New York Times Journalist Takes Heat for Questionable Use of Flickr

Posted on 6/30/2009 by Julia Dudnik Stern | Printable Version | Comments (1)

Flickr continues to be the testing ground for appropriate user practices when it comes to images. When The New York Times’ contributor Sonia Zjawinski wrote about her penchant for printing out images she finds on the photo-sharing Web site and using them as wall art, readers’ reactions were far from favorable.

Zjawinski used her own ink jet printer and inexpensive photo frames. “And if you’re wondering about copyright issues (after all, these aren’t my photos),” she wrote, “the photos are being used by me for my own, private, noncommercial use. I’m not selling these things and not charging admission to my apartment, so I think I’m in the clear.”

The article made no distinction between images in the public domain, photos displayed under Creative Commons licenses or those labeled All Rights Reserved—all of which can be found on Flickr. In her excitement about a cost-effective decorating strategy, Zjawinski forgot to provide readers with even the bare minimum of legal background, thus encouraging copyright infringement among users that may not be familiar with all of the different types of licenses supported by Flickr.

In response to unfavorable feedback, Zjawinski attempted to rectify this shortcoming in a follow-up post. She cited some legal experts, who suggested that her decorating practice would fall under the fair-use provision of the U.S. copyright law. She also told users wishing to follow in her footsteps to stick to Creative Commons-licensed images or those with no known copyright restrictions, as is the case of The Library of Congress.

Yet even those suggestions will infuriate photographers who make a living by licensing images and selling prints.
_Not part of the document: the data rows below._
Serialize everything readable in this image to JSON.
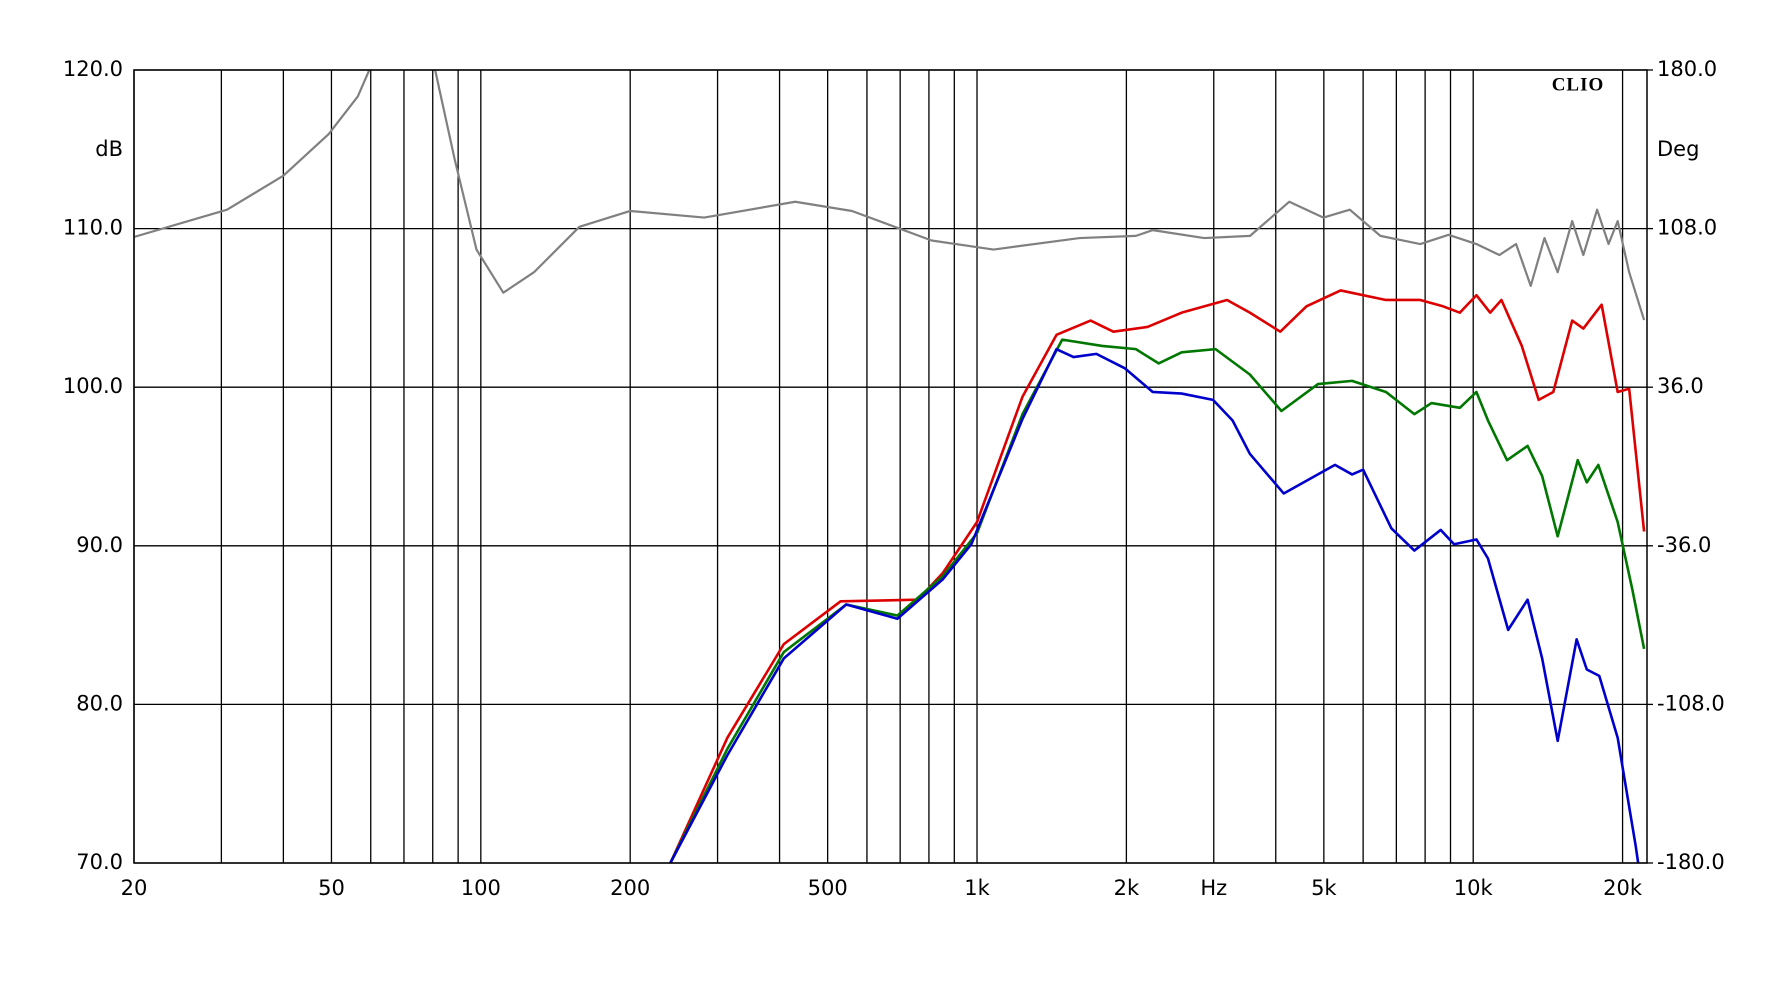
{
  "chart_data": {
    "type": "line",
    "brand": "CLIO",
    "y_label": "dB",
    "y2_label": "Deg",
    "xscale": "log",
    "grid": true,
    "xlim": [
      20,
      22400
    ],
    "xticks": [
      20,
      {
        "value": 30,
        "label": null
      },
      {
        "value": 40,
        "label": null
      },
      50,
      {
        "value": 60,
        "label": null
      },
      {
        "value": 70,
        "label": null
      },
      {
        "value": 80,
        "label": null
      },
      {
        "value": 90,
        "label": null
      },
      100,
      200,
      {
        "value": 300,
        "label": null
      },
      {
        "value": 400,
        "label": null
      },
      500,
      {
        "value": 600,
        "label": null
      },
      {
        "value": 700,
        "label": null
      },
      {
        "value": 800,
        "label": null
      },
      {
        "value": 900,
        "label": null
      },
      {
        "value": 1000,
        "label": "1k"
      },
      {
        "value": 2000,
        "label": "2k"
      },
      {
        "value": 3000,
        "label": "Hz"
      },
      {
        "value": 4000,
        "label": null
      },
      {
        "value": 5000,
        "label": "5k"
      },
      {
        "value": 6000,
        "label": null
      },
      {
        "value": 7000,
        "label": null
      },
      {
        "value": 8000,
        "label": null
      },
      {
        "value": 9000,
        "label": null
      },
      {
        "value": 10000,
        "label": "10k"
      },
      {
        "value": 20000,
        "label": "20k"
      }
    ],
    "ylim": [
      70,
      120
    ],
    "yticks": [
      {
        "value": 70,
        "label": "70.0"
      },
      {
        "value": 80,
        "label": "80.0"
      },
      {
        "value": 90,
        "label": "90.0"
      },
      {
        "value": 100,
        "label": "100.0"
      },
      {
        "value": 110,
        "label": "110.0"
      },
      {
        "value": 120,
        "label": "120.0"
      }
    ],
    "y2lim": [
      -180,
      180
    ],
    "y2ticks": [
      {
        "value": -180,
        "label": "-180.0"
      },
      {
        "value": -108,
        "label": "-108.0"
      },
      {
        "value": -36,
        "label": "-36.0"
      },
      {
        "value": 36,
        "label": "36.0"
      },
      {
        "value": 108,
        "label": "108.0"
      },
      {
        "value": 180,
        "label": "180.0"
      }
    ],
    "series": [
      {
        "color": "#808080",
        "axis": "y2",
        "x": [
          20,
          30.8,
          40,
          49.4,
          56.5,
          59.6,
          70,
          80.9,
          88.5,
          98,
          111,
          128,
          158,
          200,
          282,
          430,
          560,
          810,
          1080,
          1610,
          2090,
          2260,
          2870,
          3550,
          4260,
          4990,
          5640,
          6500,
          7820,
          8920,
          10150,
          11290,
          12200,
          13060,
          13920,
          14800,
          15830,
          16670,
          17770,
          18740,
          19550,
          20620,
          22100
        ],
        "values": [
          104.2,
          116.6,
          132,
          151,
          168,
          180,
          null,
          180,
          139.8,
          98.5,
          78.9,
          88.2,
          108.8,
          116,
          113,
          120.2,
          116,
          102.6,
          98.5,
          103.7,
          104.7,
          107.3,
          103.7,
          104.7,
          120.2,
          113,
          116.6,
          104.7,
          101,
          105.2,
          101,
          96,
          101,
          82,
          103.7,
          88.2,
          111.4,
          96,
          116.6,
          101,
          111.4,
          88.2,
          66.5
        ]
      },
      {
        "color": "#dd0000",
        "x": [
          241,
          314,
          408,
          531,
          760,
          854,
          1000,
          1235,
          1446,
          1694,
          1883,
          2206,
          2585,
          3191,
          3547,
          4085,
          4613,
          5405,
          6670,
          7820,
          8690,
          9400,
          10150,
          10820,
          11400,
          12530,
          13550,
          14500,
          15830,
          16670,
          18150,
          19550,
          20620,
          22100
        ],
        "values": [
          70,
          77.9,
          83.8,
          86.5,
          86.6,
          88.3,
          91.5,
          99.4,
          103.3,
          104.2,
          103.5,
          103.8,
          104.7,
          105.5,
          104.7,
          103.5,
          105.1,
          106.1,
          105.5,
          105.5,
          105.1,
          104.7,
          105.8,
          104.7,
          105.5,
          102.6,
          99.2,
          99.7,
          104.2,
          103.7,
          105.2,
          99.7,
          99.9,
          90.9
        ]
      },
      {
        "color": "#007700",
        "x": [
          241,
          314,
          408,
          545,
          691,
          854,
          1000,
          1235,
          1485,
          1788,
          2090,
          2323,
          2585,
          3025,
          3547,
          4107,
          4866,
          5700,
          6670,
          7610,
          8240,
          9400,
          10150,
          10710,
          11700,
          12870,
          13770,
          14800,
          16240,
          16940,
          17870,
          19550,
          20940,
          22100
        ],
        "values": [
          70,
          77.2,
          83.3,
          86.3,
          85.6,
          88.1,
          90.8,
          98.3,
          103,
          102.6,
          102.4,
          101.5,
          102.2,
          102.4,
          100.8,
          98.5,
          100.2,
          100.4,
          99.7,
          98.3,
          99,
          98.7,
          99.7,
          97.9,
          95.4,
          96.3,
          94.4,
          90.6,
          95.4,
          94,
          95.1,
          91.5,
          87.2,
          83.5
        ]
      },
      {
        "color": "#0000cc",
        "x": [
          241,
          314,
          408,
          545,
          691,
          854,
          974,
          1235,
          1446,
          1565,
          1740,
          1984,
          2260,
          2585,
          2990,
          3274,
          3547,
          4150,
          5265,
          5700,
          6000,
          6840,
          7610,
          8600,
          9150,
          10150,
          10710,
          11760,
          12870,
          13770,
          14800,
          16160,
          16940,
          17950,
          19550,
          21250,
          21500
        ],
        "values": [
          70,
          76.8,
          82.9,
          86.3,
          85.4,
          87.9,
          90.1,
          98,
          102.4,
          101.9,
          102.1,
          101.2,
          99.7,
          99.6,
          99.2,
          97.9,
          95.8,
          93.3,
          95.1,
          94.5,
          94.8,
          91.1,
          89.7,
          91,
          90.1,
          90.4,
          89.2,
          84.7,
          86.6,
          82.9,
          77.7,
          84.1,
          82.2,
          81.8,
          77.9,
          71.1,
          70
        ]
      }
    ]
  }
}
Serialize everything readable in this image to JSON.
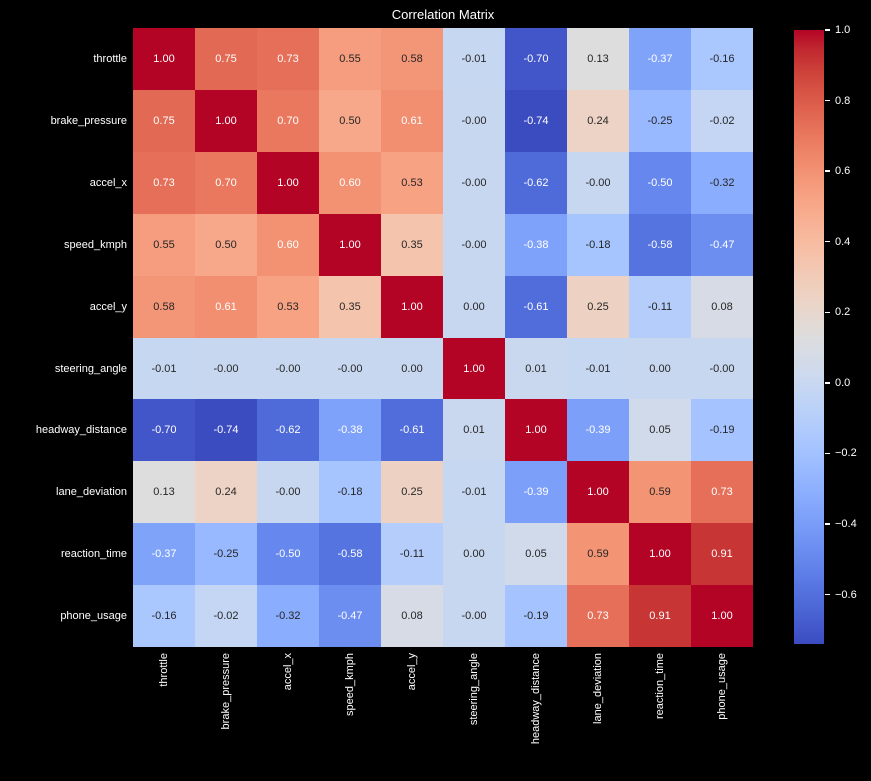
{
  "title": "Correlation Matrix",
  "colors": {
    "background": "#000000",
    "label_text": "#ffffff",
    "annot_light": "#ffffff",
    "annot_dark": "#262626",
    "cmap_min": "#3b4cc0",
    "cmap_mid": "#dddddd",
    "cmap_max": "#b40426"
  },
  "chart_data": {
    "type": "heatmap",
    "title": "Correlation Matrix",
    "colormap": "coolwarm",
    "vmin": -0.74,
    "vmax": 1.0,
    "grid": false,
    "legend_position": "right-colorbar",
    "x_labels": [
      "throttle",
      "brake_pressure",
      "accel_x",
      "speed_kmph",
      "accel_y",
      "steering_angle",
      "headway_distance",
      "lane_deviation",
      "reaction_time",
      "phone_usage"
    ],
    "y_labels": [
      "throttle",
      "brake_pressure",
      "accel_x",
      "speed_kmph",
      "accel_y",
      "steering_angle",
      "headway_distance",
      "lane_deviation",
      "reaction_time",
      "phone_usage"
    ],
    "cell_text": [
      [
        "1.00",
        "0.75",
        "0.73",
        "0.55",
        "0.58",
        "-0.01",
        "-0.70",
        "0.13",
        "-0.37",
        "-0.16"
      ],
      [
        "0.75",
        "1.00",
        "0.70",
        "0.50",
        "0.61",
        "-0.00",
        "-0.74",
        "0.24",
        "-0.25",
        "-0.02"
      ],
      [
        "0.73",
        "0.70",
        "1.00",
        "0.60",
        "0.53",
        "-0.00",
        "-0.62",
        "-0.00",
        "-0.50",
        "-0.32"
      ],
      [
        "0.55",
        "0.50",
        "0.60",
        "1.00",
        "0.35",
        "-0.00",
        "-0.38",
        "-0.18",
        "-0.58",
        "-0.47"
      ],
      [
        "0.58",
        "0.61",
        "0.53",
        "0.35",
        "1.00",
        "0.00",
        "-0.61",
        "0.25",
        "-0.11",
        "0.08"
      ],
      [
        "-0.01",
        "-0.00",
        "-0.00",
        "-0.00",
        "0.00",
        "1.00",
        "0.01",
        "-0.01",
        "0.00",
        "-0.00"
      ],
      [
        "-0.70",
        "-0.74",
        "-0.62",
        "-0.38",
        "-0.61",
        "0.01",
        "1.00",
        "-0.39",
        "0.05",
        "-0.19"
      ],
      [
        "0.13",
        "0.24",
        "-0.00",
        "-0.18",
        "0.25",
        "-0.01",
        "-0.39",
        "1.00",
        "0.59",
        "0.73"
      ],
      [
        "-0.37",
        "-0.25",
        "-0.50",
        "-0.58",
        "-0.11",
        "0.00",
        "0.05",
        "0.59",
        "1.00",
        "0.91"
      ],
      [
        "-0.16",
        "-0.02",
        "-0.32",
        "-0.47",
        "0.08",
        "-0.00",
        "-0.19",
        "0.73",
        "0.91",
        "1.00"
      ]
    ],
    "colorbar_ticks": [
      {
        "label": "1.0",
        "value": 1.0
      },
      {
        "label": "0.8",
        "value": 0.8
      },
      {
        "label": "0.6",
        "value": 0.6
      },
      {
        "label": "0.4",
        "value": 0.4
      },
      {
        "label": "0.2",
        "value": 0.2
      },
      {
        "label": "0.0",
        "value": 0.0
      },
      {
        "label": "−0.2",
        "value": -0.2
      },
      {
        "label": "−0.4",
        "value": -0.4
      },
      {
        "label": "−0.6",
        "value": -0.6
      }
    ]
  }
}
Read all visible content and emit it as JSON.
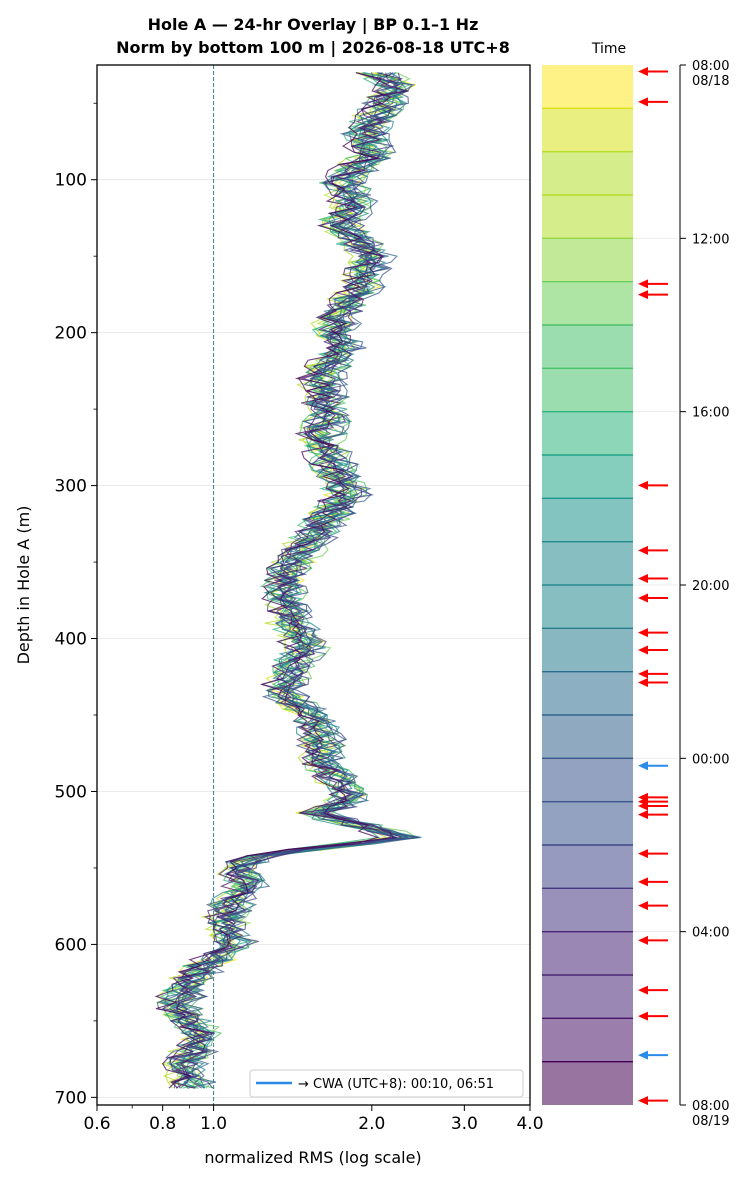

Furthermore, the rules are somewhat unclear even for Creative Commons-licensed or public-domain photos displayed on Flickr.

For example, Creative Commons licenses require attribution. This seems ridiculous to a person who simply wants to put a picture on an apartment wall—yet not displaying the photographer’s name is a technical violation of the license’s terms.

More importantly, Zjawinski’s method seems to violate Flickr’s own image-printing terms. The site advises image owners: “You can control who can order prints of your photos. If you set your preferences to allow another Flickr member to print your photos, the ‘Order Prints’ option will appear when that member looks at your photos.” Flickr stresses having permission, and the site’s spokesperson says that its policy is to seek owner guidance for its own uses of its members’ imagery, even in cases of Creative Commons licenses. In contrast, Zjawinski neither followed the site’s built-in mechanism for ordering prints—which would have cost her more than her own ink and paper—nor contacted the Flickr users who posted the images.

It is easy to condemn her. At the very least, she should have familiarized herself with the basics of copyright and Flickr policies before advocating her decorating approach to unsuspecting users. But can Zjawinski be accused of anything more than shoddy reporting, or is this situation simply part and parcel of technological advancements outpacing the legal system?

Copyright © 2009 Julia Dudnik Stern. The above article may not be copied, reproduced, excerpted or distributed in any manner without written permission from the author. All requests should be submitted to Selling Stock at 10319 Westlake Drive, Suite 162, Bethesda, MD 20817, phone 301-461-7627, e-mail: wvz@fpcubgbf.pbz


  • Ted Spiegel Posted Jul 8, 2009
    It would be interesting to see what response a forwarding of this article gets from the image licensing end of the New York Times and the author of the entry = Zjawinski.

    "That which is hateful unto you do not do unto others" is known as Hillel's Rule. Does it rule at the Times, which is diligently selling its archived images.